Designing parallel algorithms on heterogeneous platforms (such as networks of different-speed workstations and clusters of such networks) turns out to be surprisingly difficult. Scheduling, load-balancing and data allocation, which were already difficult tasks in the context of equal-speed processors, all become quite complicated when heterogeneity comes into the playground. Even a simple kernel such as matrix multiplication leads to NP-hard problems.
We survey the design of a few parallel algorithms for distance transforms, matrix multiplication, LU decomposition, and master-slave tasking.
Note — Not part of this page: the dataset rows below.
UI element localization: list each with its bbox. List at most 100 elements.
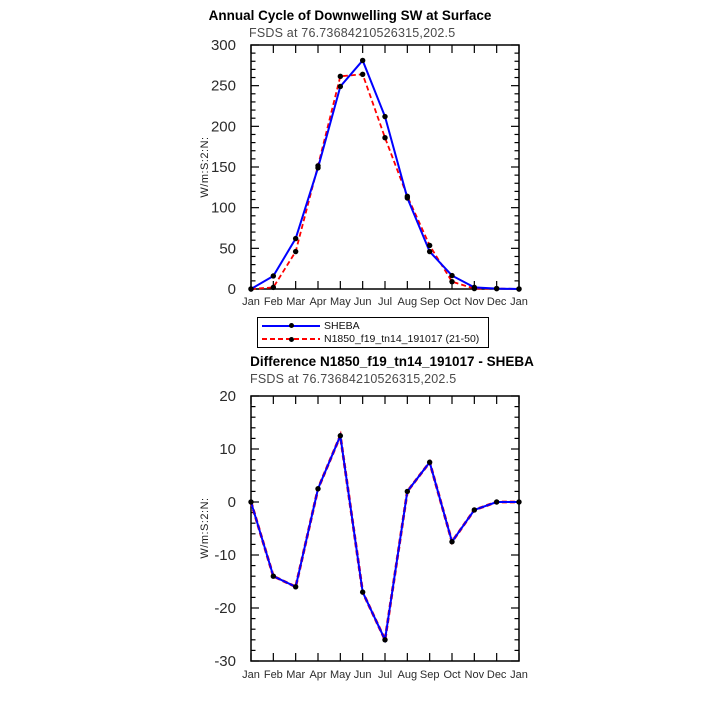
data-point <box>359 57 366 64</box>
x-tick-label: Aug <box>398 669 418 681</box>
y-tick-label: 150 <box>211 159 236 176</box>
data-point <box>493 285 500 292</box>
data-point <box>404 488 411 495</box>
y-tick-label: 100 <box>211 200 236 217</box>
marker-dot-icon <box>288 323 294 329</box>
y-tick-label: 0 <box>228 494 236 511</box>
data-point <box>471 284 478 291</box>
data-point <box>337 73 344 80</box>
chart2-yaxis-label: W/m:S:2:N: <box>199 497 211 559</box>
data-point <box>382 637 388 643</box>
data-point <box>404 193 411 199</box>
x-tick-label: Sep <box>420 296 440 308</box>
legend: SHEBA N1850_f19_tn14_191017 (21-50) <box>257 317 489 348</box>
legend-item-sheba: SHEBA <box>260 319 486 332</box>
x-tick-label: Jan <box>510 669 528 681</box>
x-tick-label: Dec <box>487 669 507 681</box>
x-tick-label: Apr <box>309 669 326 681</box>
y-tick-label: 250 <box>211 78 236 95</box>
series-n1850-f19-tn14-191017-21-50 <box>250 73 520 290</box>
legend-label-model: N1850_f19_tn14_191017 (21-50) <box>324 333 480 346</box>
y-tick-label: 0 <box>228 281 236 298</box>
y-tick-label: 10 <box>219 441 236 458</box>
x-tick-label: Apr <box>309 296 326 308</box>
series-lines <box>249 430 519 645</box>
data-point <box>516 286 522 292</box>
data-point <box>426 242 433 249</box>
data-point <box>471 285 478 292</box>
data-point <box>404 195 411 201</box>
data-point <box>426 459 433 465</box>
data-point <box>382 135 388 141</box>
x-tick-label: Jun <box>354 296 372 308</box>
x-tick-label: Sep <box>420 669 440 681</box>
x-tick-label: Aug <box>398 296 418 308</box>
x-tick-label: Jan <box>242 669 260 681</box>
x-tick-label: May <box>330 296 351 308</box>
x-tick-label: Jul <box>378 669 392 681</box>
axes <box>250 395 520 662</box>
data-point <box>315 165 321 171</box>
x-tick-label: Jul <box>378 296 392 308</box>
data-point <box>270 273 277 279</box>
data-point <box>493 499 500 505</box>
data-point <box>270 284 277 291</box>
data-point <box>270 573 277 579</box>
data-point <box>493 285 500 292</box>
data-point <box>359 589 366 595</box>
series-n1850-f19-tn14-191017-sheba <box>250 432 519 644</box>
y-tick-label: 20 <box>219 388 236 405</box>
data-point <box>382 113 388 120</box>
data-point <box>292 248 299 255</box>
tick-labels: Jan Feb Mar Apr May Jun Jul Aug Sep Oct Nov Dec Jan-… <box>214 388 528 681</box>
y-tick-label: 50 <box>219 240 236 257</box>
model-line-sample <box>260 333 322 346</box>
data-point <box>315 163 321 169</box>
x-tick-label: Mar <box>286 296 305 308</box>
chart1-title: Annual Cycle of Downwelling SW at Surfac… <box>208 8 492 23</box>
y-tick-label: 200 <box>211 118 236 135</box>
data-point <box>359 71 366 77</box>
x-tick-label: Nov <box>465 296 485 308</box>
chart2-title: Difference N1850_f19_tn14_191017 - SHEBA <box>250 354 534 369</box>
chart1-subtitle: FSDS at 76.73684210526315,202.5 <box>249 26 456 40</box>
data-point <box>292 584 299 590</box>
x-tick-label: Jan <box>242 296 260 308</box>
data-point <box>471 507 478 513</box>
legend-item-model: N1850_f19_tn14_191017 (21-50) <box>260 333 486 346</box>
series-underlay <box>249 430 519 645</box>
sheba-line-sample <box>260 319 322 332</box>
tick-labels: Jan Feb Mar Apr May Jun Jul Aug Sep Oct Nov Dec Jan0… <box>211 37 528 308</box>
plot-frame <box>250 395 520 662</box>
series-lines <box>250 58 520 290</box>
data-point <box>337 433 344 439</box>
x-tick-label: Mar <box>286 669 305 681</box>
x-tick-label: Feb <box>264 669 283 681</box>
x-tick-label: Oct <box>443 669 460 681</box>
data-point <box>248 286 254 292</box>
data-point <box>516 286 522 292</box>
data-point <box>337 83 344 90</box>
data-point <box>248 499 254 505</box>
x-tick-label: Oct <box>443 296 460 308</box>
plot-frame <box>250 44 520 290</box>
x-tick-label: Dec <box>487 296 507 308</box>
chart1-yaxis-label: W/m:S:2:N: <box>199 136 211 198</box>
data-point <box>315 486 321 492</box>
y-tick-label: -10 <box>214 547 236 564</box>
series-sheba <box>250 58 520 290</box>
x-tick-label: Jan <box>510 296 528 308</box>
data-point <box>426 248 433 255</box>
data-point <box>292 235 299 242</box>
data-markers <box>248 433 522 643</box>
data-markers <box>248 57 522 292</box>
data-point <box>449 278 455 285</box>
data-point <box>248 286 254 292</box>
data-point <box>516 499 522 505</box>
x-tick-label: Feb <box>264 296 283 308</box>
marker-dot-icon <box>288 336 294 342</box>
legend-label-sheba: SHEBA <box>324 319 360 332</box>
y-tick-label: -20 <box>214 600 236 617</box>
y-tick-label: 300 <box>211 37 236 54</box>
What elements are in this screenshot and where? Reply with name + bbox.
We state several optimization problems, most of them> shown to be NP-complete, but we also introduce efficient data-allocation heuristics, some of which we are able to guarantee by approximation factors.Finally we state several open problems.
Joint work with Olivier Beaumont, Vincent Boudet, Arnaud Legrand and Fabrice Rastello, all with the ReMaP team at LIP, ENS Lyon.
Yves Robert is a full professor in the Computer Science Laboratory LIP at ENS Lyon. He is the author of three books, more than 80 papers published in international journals, and more than 90 papers published in international conferences. His main research interests are parallel algorithms for distributed memory architectures and automatic compilation/parallelization techniques. He is an associate editor for IEEE Trans. Parallel and Distributed Systems.